Von Alexander Männer
In seiner jährlichen Botschaft an die beiden Kammern des russischen Parlaments, die Staatsduma und den Föderationsrat, hat Russlands Präsident Wladimir Putin am 21. Februar erwartungsgemäß kaum einen Bereich der Politik ausgelassen: Wirtschaft, Sozialwesen, Bildung, westliche Sanktionen und der Ukraine-Krieg waren zum Beispiel die Themenbereiche.

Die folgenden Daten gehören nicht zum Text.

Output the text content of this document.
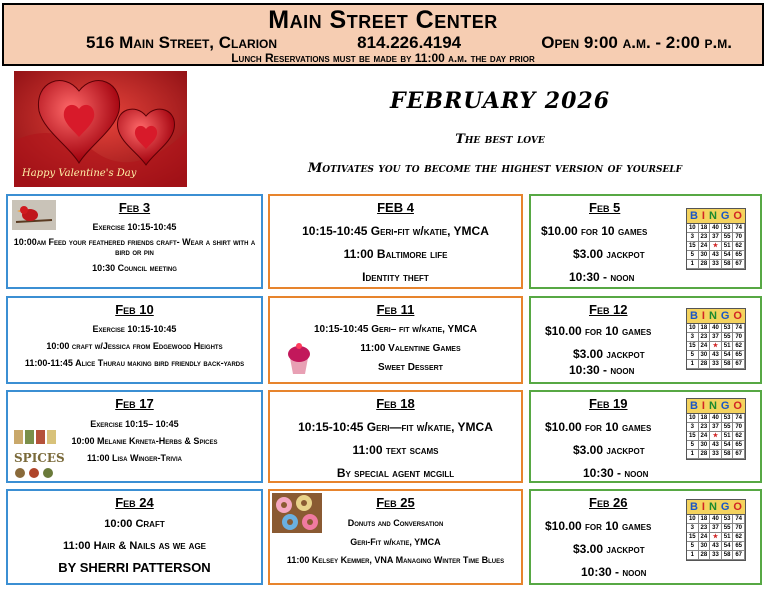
Main Street Center
516 Main Street, Clarion	814.226.4194	Open 9:00 a.m. - 2:00 p.m.
Lunch Reservations must be made by 11:00 a.m. the day prior
Happy Valentine's Day
FEBRUARY 2026
The best love
Motivates you to become the highest version of yourself
Feb 3
Exercise 10:15-10:45
10:00am Feed your feathered friends craft- Wear a shirt with a bird or pin
10:30 Council meeting
FEB 4
10:15-10:45 Geri-fit w/katie, YMCA
11:00 Baltimore life
Identity theft
Feb 5
$10.00 for 10 games
$3.00 jackpot
10:30 - noon
B I N G O
10 18 40 53 74
3	23 37 55 70
15 24 ★ 51 62
5	30 43 54 65
1	28 33 58 67
Feb 10
Exercise 10:15-10:45
10:00 craft w/Jessica from Edgewood Heights
11:00-11:45 Alice Thurau making bird friendly back-yards
Feb 11
10:15-10:45 Geri– fit w/katie, YMCA
11:00 Valentine Games
Sweet Dessert
Feb 12
$10.00 for 10 games
$3.00 jackpot
10:30 - noon
B I N G O
10 18 40 53 74
3	23 37 55 70
15 24 ★ 51 62
5	30 43 54 65
1	28 33 58 67
SPICES
Feb 17
Exercise 10:15– 10:45
10:00 Melanie Krneta-Herbs & Spices
11:00 Lisa Winger-Trivia
Feb 18
10:15-10:45 Geri—fit w/katie, YMCA
11:00 text scams
By special agent mcgill
Feb 19
$10.00 for 10 games
$3.00 jackpot
10:30 - noon
B I N G O
10 18 40 53 74
3	23 37 55 70
15 24 ★ 51 62
5	30 43 54 65
1	28 33 58 67
Feb 24
10:00 Craft
11:00 Hair & Nails as we age
BY SHERRI PATTERSON
Feb 25
Donuts and Conversation
Geri-Fit w/katie, YMCA
11:00 Kelsey Kemmer, VNA Managing Winter Time Blues
Feb 26
$10.00 for 10 games
$3.00 jackpot
10:30 - noon
B I N G O
10 18 40 53 74
3	23 37 55 70
15 24 ★ 51 62
5	30 43 54 65
1	28 33 58 67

Ein Aspekt, den der Staatschef vorgebracht hat, könnte für die globale Sicherheit und den Bereich der Nuklearwaffen jedoch bedeutende Folgen haben: Putin kündigte die Aussetzung der Teilnahme Russlands am "New-Start"-Atomwaffenvertrag mit den USA an, der die strategischen Atomwaffenarsenale zwischen diesen beiden Ländern begrenzt. Zusammen besitzen sie rund 90 Prozent der weltweiten Atomsprengköpfe.
Das russische Außenministerium erklärte in einer veröffentlichten Mitteilung noch am selben Tag, dass man die festgelegten Obergrenzen für Kernwaffen dennoch weiterhin einhalten werde, "um ein ausreichendes Maß an Vorhersehbarkeit und Stabilität im Atomraketen-Bereich zu wahren […]", was von vielen Beobachtern als entscheidend gewertet wurde.
Allerdings war nicht diese Mitteilung des Außenamtes entscheidend, sondern die Rede des russischen Präsidenten, der unter anderem sagte, dass man seine Teilnahme am "New-Start"-Vertrag lediglich aussetze und wenn die Vereinigten Staaten Atomwaffentests vornähmen, Russland das ebenfalls tun werde.
Über Atomtests denkt Washington in der Tat schon seit Jahren nach. Wenn man nämlich bedenkt, dass beide Länder schon seit sehr langer Zeit keine entsprechenden Versuche mehr durchgeführt haben, dann stellt sich die Frage, warum einer der beiden ausgerechnet heute in dieser derart angespannten Weltlage damit wieder anfangen sollte?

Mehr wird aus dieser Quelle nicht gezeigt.